李蓮花擔憂的看著雲歧,讓她跟著笛飛聲實在不放心。雲歧安撫的看著他,與笛飛聲坐上了另一輛馬車。

馬車裏雲歧與阿飛相坐無言,阿飛盯著閉眼假寐的雲歧,突然來了句:“我們打一架。”

雲歧睜開眼睛,趁笛飛聲沒反應過來,一手搭在他的肩膀上。眨眼間笛飛聲發現自己和雲歧落在了路邊竹林的上方。

腳下是輕飄飄的竹葉,他看到遠處是繼續奔馳的馬車,馬夫完全沒有察覺馬車內已經沒了人。

雲歧開口,語氣冷淡且無奈:“我之前說過,只有你突破悲風白楊第八層,和小花一起,方可保住性命。”

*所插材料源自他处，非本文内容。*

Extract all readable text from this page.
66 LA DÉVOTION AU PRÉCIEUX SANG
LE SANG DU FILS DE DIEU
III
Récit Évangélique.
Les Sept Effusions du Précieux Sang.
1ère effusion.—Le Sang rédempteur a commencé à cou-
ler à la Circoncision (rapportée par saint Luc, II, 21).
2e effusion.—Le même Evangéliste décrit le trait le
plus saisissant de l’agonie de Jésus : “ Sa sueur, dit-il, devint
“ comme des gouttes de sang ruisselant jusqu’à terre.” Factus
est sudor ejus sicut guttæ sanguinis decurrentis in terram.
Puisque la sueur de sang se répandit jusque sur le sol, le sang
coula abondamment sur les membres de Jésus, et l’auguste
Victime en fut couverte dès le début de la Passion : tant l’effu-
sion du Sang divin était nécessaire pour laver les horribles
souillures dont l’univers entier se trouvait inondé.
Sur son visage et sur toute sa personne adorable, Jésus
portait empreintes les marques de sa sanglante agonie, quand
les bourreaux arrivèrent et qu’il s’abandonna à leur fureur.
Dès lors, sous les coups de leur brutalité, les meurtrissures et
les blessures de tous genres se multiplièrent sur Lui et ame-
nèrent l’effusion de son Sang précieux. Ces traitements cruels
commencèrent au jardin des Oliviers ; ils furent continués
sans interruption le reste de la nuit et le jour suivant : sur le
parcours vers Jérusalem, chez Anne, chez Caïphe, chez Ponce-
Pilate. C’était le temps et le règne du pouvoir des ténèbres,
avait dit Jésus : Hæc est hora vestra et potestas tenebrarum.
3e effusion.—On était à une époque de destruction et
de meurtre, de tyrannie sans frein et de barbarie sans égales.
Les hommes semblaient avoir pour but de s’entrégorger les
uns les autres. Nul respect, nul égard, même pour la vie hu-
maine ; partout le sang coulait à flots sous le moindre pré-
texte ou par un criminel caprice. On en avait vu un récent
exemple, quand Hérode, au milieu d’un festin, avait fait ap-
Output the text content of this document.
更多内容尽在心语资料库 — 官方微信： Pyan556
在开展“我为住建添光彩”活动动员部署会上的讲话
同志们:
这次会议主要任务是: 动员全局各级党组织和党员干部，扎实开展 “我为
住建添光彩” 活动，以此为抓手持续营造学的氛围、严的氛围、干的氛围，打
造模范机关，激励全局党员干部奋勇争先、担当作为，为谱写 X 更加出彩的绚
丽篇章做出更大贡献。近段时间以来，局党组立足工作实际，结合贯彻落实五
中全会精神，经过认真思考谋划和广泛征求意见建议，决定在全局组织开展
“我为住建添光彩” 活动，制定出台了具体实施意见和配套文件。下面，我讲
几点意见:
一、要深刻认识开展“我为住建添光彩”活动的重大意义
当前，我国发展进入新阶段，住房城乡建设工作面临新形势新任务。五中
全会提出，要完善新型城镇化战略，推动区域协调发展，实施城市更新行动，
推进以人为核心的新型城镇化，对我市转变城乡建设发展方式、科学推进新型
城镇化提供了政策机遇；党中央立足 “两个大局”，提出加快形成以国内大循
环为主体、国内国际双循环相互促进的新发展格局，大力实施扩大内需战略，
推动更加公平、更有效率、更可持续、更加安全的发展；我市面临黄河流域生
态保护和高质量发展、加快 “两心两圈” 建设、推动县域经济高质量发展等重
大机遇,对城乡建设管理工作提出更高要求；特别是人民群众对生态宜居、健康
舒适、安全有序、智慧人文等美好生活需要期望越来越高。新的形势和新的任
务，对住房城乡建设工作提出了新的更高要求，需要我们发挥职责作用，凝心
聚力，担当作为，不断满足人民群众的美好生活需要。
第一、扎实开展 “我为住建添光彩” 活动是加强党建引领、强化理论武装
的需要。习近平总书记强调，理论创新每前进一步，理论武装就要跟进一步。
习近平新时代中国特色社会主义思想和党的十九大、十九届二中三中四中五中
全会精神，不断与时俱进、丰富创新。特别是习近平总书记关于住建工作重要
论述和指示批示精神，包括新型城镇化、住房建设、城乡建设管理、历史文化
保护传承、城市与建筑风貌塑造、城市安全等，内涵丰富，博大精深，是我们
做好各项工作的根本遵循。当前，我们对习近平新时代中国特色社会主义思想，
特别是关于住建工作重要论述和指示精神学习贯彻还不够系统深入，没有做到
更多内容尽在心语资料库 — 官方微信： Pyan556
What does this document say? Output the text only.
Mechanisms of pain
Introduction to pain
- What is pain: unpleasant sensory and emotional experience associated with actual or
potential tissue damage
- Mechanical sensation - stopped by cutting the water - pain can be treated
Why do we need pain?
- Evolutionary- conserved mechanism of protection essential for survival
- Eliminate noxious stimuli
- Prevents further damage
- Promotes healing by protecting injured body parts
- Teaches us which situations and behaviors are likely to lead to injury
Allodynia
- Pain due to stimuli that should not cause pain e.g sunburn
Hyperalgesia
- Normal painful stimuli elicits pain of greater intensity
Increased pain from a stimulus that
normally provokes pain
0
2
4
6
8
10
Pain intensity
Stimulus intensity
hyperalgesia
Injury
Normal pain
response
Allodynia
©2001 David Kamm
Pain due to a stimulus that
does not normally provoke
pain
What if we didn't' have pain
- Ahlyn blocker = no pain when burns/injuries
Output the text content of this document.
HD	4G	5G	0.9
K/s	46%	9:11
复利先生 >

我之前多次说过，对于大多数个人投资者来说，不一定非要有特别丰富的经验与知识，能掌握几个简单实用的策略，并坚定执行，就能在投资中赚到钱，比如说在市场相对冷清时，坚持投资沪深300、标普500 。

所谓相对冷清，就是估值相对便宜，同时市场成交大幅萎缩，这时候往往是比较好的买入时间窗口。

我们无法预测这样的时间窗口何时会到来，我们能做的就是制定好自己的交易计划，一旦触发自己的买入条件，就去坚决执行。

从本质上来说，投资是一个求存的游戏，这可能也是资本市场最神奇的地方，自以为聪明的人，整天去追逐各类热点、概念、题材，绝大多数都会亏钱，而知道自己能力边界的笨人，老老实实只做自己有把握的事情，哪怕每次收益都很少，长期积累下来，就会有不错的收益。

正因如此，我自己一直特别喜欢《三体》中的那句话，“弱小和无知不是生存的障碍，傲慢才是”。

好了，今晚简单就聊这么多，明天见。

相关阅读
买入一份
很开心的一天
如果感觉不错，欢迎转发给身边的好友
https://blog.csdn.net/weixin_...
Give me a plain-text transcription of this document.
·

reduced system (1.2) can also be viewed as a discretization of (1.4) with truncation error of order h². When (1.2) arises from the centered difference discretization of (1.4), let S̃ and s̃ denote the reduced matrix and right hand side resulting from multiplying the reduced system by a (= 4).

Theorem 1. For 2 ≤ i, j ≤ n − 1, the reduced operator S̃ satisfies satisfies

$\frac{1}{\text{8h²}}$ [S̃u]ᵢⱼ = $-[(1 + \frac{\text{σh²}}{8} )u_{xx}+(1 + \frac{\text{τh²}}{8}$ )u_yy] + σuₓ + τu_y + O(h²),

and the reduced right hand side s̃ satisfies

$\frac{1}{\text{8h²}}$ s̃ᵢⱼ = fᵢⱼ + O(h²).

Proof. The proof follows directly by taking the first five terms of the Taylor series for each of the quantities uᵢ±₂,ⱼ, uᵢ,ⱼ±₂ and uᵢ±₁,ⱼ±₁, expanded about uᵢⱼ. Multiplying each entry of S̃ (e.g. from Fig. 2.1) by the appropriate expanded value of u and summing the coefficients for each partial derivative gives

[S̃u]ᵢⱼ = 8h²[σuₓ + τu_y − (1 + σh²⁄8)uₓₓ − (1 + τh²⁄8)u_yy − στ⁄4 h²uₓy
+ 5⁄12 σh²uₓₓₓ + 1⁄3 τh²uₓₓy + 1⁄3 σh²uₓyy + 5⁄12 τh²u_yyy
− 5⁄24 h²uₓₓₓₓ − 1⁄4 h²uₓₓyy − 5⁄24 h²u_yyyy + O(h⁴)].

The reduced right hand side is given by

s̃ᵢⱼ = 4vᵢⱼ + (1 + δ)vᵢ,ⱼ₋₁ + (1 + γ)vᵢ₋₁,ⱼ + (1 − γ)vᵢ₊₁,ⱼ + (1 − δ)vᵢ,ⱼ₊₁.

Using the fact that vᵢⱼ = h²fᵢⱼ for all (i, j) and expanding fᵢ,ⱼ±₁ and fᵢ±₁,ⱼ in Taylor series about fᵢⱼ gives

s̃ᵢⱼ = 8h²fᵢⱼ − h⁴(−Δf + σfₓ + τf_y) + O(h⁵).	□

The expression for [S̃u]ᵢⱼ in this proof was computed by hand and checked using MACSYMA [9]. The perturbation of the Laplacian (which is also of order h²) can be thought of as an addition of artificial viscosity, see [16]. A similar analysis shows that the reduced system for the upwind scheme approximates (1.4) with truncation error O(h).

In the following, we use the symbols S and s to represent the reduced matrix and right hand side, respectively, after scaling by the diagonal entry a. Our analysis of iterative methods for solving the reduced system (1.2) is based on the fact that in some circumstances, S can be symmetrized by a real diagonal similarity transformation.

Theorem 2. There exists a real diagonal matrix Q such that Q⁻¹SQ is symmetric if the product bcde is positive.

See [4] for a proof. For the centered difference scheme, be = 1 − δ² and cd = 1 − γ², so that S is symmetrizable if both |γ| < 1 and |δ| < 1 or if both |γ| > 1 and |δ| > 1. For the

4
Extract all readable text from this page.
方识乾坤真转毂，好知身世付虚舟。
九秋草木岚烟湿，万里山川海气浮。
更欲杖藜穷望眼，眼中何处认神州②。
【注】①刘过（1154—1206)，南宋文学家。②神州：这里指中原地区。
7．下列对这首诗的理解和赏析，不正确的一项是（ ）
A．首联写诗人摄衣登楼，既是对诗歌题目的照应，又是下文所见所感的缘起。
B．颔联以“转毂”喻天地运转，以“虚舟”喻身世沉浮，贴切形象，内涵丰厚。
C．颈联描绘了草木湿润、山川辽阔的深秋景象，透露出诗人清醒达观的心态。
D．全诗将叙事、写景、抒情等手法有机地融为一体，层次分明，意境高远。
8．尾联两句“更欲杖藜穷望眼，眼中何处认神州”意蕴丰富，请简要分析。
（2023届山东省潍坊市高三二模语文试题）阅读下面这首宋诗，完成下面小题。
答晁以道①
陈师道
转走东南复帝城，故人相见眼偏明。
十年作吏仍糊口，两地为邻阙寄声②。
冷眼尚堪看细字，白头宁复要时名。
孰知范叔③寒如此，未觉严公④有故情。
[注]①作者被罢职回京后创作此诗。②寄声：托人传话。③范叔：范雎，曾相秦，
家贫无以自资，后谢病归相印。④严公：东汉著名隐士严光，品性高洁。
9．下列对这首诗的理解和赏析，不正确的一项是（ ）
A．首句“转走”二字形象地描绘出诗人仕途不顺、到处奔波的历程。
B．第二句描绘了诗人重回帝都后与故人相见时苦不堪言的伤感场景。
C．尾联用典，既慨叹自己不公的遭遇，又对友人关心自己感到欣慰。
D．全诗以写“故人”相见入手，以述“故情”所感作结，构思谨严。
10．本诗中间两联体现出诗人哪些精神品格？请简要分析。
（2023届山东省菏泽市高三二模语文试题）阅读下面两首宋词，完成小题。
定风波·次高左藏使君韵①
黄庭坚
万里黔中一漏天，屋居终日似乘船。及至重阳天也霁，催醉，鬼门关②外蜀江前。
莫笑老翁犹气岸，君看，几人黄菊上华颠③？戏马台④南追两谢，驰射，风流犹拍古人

說完松開手,笛飛聲開始自由落體,待穩住身體,眼前已經沒了雲歧的身影。

阿飛眼前一亮,灼灼戰意升起。

雲歧尋著驚花鈴的位置找到了李蓮花他們所在的位置,只是尋到他們的時候,發現他們已經入了女宅,懸崖的木橋正在慢慢收起。

這對他人來說難以登天的事情,在雲歧眼裏卻是如履平地。

雲歧靠近懸崖,一腳踏出卻宛如走在地面,然後只見青影殘留原地,人已經到了對岸,雲歧衣襟未亂,淡漠的眼神看向已經關上的大門,女宅二字鮮紅入血。

雲歧沒有急著進入,而是轉向不遠處的一塊高處,那個位置可以將整個女宅一覽無餘。